CHENNAI: Ahead of being jailed today, VK Sasikala executed precise action to ensure that the controls of her party, the AIADMK, will remain firmly in her clutches. Two nephews, expelled by party matriarch J Jayalalithaa in 2011 were brought back to the party by her; one of them, TTV Dinakaran, was made the party’s No 2 with the title of Deputy General Secretary and was gifted silk shawls. Ms Sasikala retains the most powerful position of General Secretary.
A video cassette seller who also made the occasional promotional film for the AIADMK, Ms Sasikala met Ms Jayalalithaa, who had ended her blockbuster movie star career to enter politics, in the 80s. Their friendship was tested by corruption scandals, and at times, interrupted, but they always returned to each other, with Ms Jayalalithaa describing her aide as the woman who ran her house and provided emotional support in the assertively male world of Tamil Nadu politics.
At the end of 2011, Ms Sasikala, Mr Natarajan and 12 of their relatives were ejected from the AIADMK by Ms Jayalalithaa on charges of conspiring against the party, though it was reportedly their attempt to influence administrative decisions and appointments that were a significant constituent of the large and very public estrangement. Ms Sasikala was asked to move out of Ms Jayalalithaa’s bungalow in Poes Garden in Chennai. To return, months later, she had to pledge no contact with her male relatives including her husband and Mr Dinakaran.
He was given a hero’s welcome today at the resort outside Chennai which has turned into a party precinct amid the AIADMK breaking into two factions. The majority, led by Ms Sasikala, has now chosen her loyalist E Palaniswamy, as its presumptive Chief Minister. A far smaller team of about 11 state legislators is siding with acting Chief Minister O Panneerselvam, who says he doesn’t want to surrender his job and has been expelled by Ms Sasikala.
The legislators who have been staying at the resort for six days to prevent them from defecting to Mr Panneerselvam wrapped Mr Dinakaran in scarves and shawls. Speaking to local channels, he said the legislators would leave the hotel as soon as it is confirmed that Mr Palaniswamy will take a trust vote.
It is in no small measure that Ms Sasikala’s family intertwined with Ms Jayalalithaa. The Supreme Court yesterday found Ms Sasikala guilty of conspiring with Ms Jayalalithaa during the politician’s first term as Chief Minister in the early 90s to illegally build a fortune that included prized real estate. Ms Sasikala’s sister-in-law, Ilavarasi, and her nephew, TTV Sudhakaran, were also found convicted. All three are sentenced to four years in prison.

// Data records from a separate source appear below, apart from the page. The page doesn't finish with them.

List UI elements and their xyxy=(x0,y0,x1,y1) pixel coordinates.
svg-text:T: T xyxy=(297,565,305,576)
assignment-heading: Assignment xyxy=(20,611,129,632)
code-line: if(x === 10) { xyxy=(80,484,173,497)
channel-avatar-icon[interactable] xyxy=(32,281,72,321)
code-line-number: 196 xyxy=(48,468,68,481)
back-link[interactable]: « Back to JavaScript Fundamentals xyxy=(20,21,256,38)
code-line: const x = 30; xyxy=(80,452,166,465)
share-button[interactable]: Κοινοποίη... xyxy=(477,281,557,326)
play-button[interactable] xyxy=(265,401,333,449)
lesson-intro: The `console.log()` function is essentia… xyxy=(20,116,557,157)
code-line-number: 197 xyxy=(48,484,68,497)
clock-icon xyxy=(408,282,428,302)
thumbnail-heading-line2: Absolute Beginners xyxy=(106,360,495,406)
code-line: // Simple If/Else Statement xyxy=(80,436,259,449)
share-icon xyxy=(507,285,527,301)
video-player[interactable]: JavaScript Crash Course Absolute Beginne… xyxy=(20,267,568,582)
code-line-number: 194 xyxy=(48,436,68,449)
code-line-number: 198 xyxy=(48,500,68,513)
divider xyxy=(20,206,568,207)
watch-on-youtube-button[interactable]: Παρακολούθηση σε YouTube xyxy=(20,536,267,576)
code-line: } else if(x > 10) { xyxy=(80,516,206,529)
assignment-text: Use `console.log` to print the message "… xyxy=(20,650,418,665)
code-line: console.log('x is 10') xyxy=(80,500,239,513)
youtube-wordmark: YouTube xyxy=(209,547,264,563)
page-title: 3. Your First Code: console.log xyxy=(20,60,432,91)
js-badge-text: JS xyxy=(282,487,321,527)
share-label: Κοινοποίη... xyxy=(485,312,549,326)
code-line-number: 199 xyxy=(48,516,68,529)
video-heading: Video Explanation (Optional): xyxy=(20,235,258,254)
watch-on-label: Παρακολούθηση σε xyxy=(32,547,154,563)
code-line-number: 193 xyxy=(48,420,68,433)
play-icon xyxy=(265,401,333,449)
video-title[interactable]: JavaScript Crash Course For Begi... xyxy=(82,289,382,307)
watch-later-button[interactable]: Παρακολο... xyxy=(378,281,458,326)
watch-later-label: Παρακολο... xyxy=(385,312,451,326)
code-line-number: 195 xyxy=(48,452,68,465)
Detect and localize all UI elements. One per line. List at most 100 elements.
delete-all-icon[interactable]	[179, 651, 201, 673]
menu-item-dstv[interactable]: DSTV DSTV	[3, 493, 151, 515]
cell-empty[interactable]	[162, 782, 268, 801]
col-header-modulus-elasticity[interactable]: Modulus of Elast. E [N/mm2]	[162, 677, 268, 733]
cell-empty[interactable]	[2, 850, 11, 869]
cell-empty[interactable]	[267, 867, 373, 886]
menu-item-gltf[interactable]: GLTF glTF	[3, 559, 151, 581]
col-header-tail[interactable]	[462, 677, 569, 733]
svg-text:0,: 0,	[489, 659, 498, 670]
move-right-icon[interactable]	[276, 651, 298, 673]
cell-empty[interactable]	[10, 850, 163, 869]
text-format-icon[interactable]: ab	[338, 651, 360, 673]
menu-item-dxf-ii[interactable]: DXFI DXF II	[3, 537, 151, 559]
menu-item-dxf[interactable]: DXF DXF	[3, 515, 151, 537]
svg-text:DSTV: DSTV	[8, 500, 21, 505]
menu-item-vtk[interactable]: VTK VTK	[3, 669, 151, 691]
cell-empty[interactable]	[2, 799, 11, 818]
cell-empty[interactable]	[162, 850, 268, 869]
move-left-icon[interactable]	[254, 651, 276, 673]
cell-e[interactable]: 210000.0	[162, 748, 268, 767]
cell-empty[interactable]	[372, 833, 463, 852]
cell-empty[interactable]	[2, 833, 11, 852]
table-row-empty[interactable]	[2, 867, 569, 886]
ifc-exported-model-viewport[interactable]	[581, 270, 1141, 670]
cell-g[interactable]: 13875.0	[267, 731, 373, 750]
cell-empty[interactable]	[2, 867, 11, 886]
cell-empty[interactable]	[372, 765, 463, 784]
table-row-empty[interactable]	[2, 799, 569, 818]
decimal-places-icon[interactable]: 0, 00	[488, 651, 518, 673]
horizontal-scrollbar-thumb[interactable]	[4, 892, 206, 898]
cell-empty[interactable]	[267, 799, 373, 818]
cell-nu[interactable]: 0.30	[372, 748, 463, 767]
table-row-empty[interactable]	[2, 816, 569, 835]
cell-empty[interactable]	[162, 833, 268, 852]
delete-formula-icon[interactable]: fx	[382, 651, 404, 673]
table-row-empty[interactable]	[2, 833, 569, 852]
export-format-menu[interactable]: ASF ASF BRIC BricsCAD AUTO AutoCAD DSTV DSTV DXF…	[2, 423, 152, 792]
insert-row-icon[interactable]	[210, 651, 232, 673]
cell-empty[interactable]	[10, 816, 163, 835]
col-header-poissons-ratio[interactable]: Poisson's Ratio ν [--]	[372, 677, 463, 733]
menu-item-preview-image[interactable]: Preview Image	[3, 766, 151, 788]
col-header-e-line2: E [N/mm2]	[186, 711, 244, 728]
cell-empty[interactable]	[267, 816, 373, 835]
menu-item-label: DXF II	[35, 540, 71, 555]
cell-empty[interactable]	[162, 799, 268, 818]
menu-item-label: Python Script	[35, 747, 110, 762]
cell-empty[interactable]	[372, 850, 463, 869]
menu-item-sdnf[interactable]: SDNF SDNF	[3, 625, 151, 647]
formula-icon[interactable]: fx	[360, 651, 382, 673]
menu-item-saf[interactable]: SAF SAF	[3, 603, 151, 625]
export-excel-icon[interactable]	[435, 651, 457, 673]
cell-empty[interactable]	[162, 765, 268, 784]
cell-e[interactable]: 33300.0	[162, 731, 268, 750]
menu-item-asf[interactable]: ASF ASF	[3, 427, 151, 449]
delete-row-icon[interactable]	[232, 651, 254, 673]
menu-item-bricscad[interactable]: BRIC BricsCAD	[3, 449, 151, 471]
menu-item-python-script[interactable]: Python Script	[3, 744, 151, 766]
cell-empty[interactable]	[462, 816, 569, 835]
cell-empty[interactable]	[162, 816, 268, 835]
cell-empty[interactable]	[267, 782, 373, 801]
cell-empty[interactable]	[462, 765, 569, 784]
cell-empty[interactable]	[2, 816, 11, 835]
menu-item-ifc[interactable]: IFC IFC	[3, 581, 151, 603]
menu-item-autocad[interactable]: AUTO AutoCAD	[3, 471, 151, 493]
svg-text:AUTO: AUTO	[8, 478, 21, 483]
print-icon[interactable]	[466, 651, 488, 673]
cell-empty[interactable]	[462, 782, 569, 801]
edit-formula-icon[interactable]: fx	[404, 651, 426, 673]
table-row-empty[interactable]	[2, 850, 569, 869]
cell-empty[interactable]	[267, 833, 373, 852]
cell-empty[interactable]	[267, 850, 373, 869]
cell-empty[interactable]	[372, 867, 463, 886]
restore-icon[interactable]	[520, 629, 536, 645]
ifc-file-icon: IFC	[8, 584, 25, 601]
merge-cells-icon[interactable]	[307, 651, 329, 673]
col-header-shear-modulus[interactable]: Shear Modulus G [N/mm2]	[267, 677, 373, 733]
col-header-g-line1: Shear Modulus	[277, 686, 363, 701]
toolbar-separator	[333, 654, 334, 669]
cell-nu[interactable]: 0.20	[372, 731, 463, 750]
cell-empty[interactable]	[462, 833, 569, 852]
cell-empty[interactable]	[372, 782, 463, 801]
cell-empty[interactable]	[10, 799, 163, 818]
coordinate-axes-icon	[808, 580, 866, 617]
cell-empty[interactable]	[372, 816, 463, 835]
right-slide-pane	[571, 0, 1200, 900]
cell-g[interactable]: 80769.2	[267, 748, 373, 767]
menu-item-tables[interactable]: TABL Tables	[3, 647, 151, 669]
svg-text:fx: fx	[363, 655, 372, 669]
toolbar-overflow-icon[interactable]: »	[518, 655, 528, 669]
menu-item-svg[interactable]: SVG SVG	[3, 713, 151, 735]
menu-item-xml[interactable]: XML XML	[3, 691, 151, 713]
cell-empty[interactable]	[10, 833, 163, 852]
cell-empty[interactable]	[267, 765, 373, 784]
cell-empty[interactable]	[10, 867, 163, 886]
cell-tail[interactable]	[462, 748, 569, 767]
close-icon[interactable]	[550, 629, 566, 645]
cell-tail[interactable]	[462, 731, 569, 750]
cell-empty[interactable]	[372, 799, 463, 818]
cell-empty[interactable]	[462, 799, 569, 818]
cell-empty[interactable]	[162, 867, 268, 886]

In 1995, Mr Sudhakaran’s wedding, an uninhibited parade of money, thousands of guests, hundreds of elephants and chefs, and saris and jewelry, turned into a sinkhole for Ms Jayalalithaa, who had adopted him as her foster son. The scale of the arrangements impelled protests and court cases, alleging that Ms Jayalalithaa had abused her office of Chief Minister. She was famously photographed with Ms Sasikala in identical silk saris, laden with gold, including matching waistbands. The politician disowned Mr Sudhkaran a year later, when she was also voted out.
Mr Dinakaran, who has been made the party’s deputy chief, is Mr Sudharakan’s brother. Justifying his return two months after Ms Jayalalithaa’s death, Ms Sasikala said he had “apologised in writing and in person”. The other nephew who’s back in the AIADMK fold is Dr S Venkatesh.
Ms Sasikala’s family, disparagingly dubbed “the Mannargudi mafia” after their hometown, was one of the reasons why public anger surged when the AIADMK revealed it had picked her to replace Mr Panneerselvam as Chief Minister about 10 days ago. Online campaigns like #SasiakalaNotMyCM also ridiculed the positioning of a political novice for the state’s top job.
With Mr Panneerselvam refusing to surrender office, Ms Sasikala has nominated loyalist and minister E Palaniswamy as the AIADMK’S presumptive Chief Minister. It’s now upto Governor C Vidyasagar Rao to decide who should be given the chance to prove a majority in the legislature, when, and how.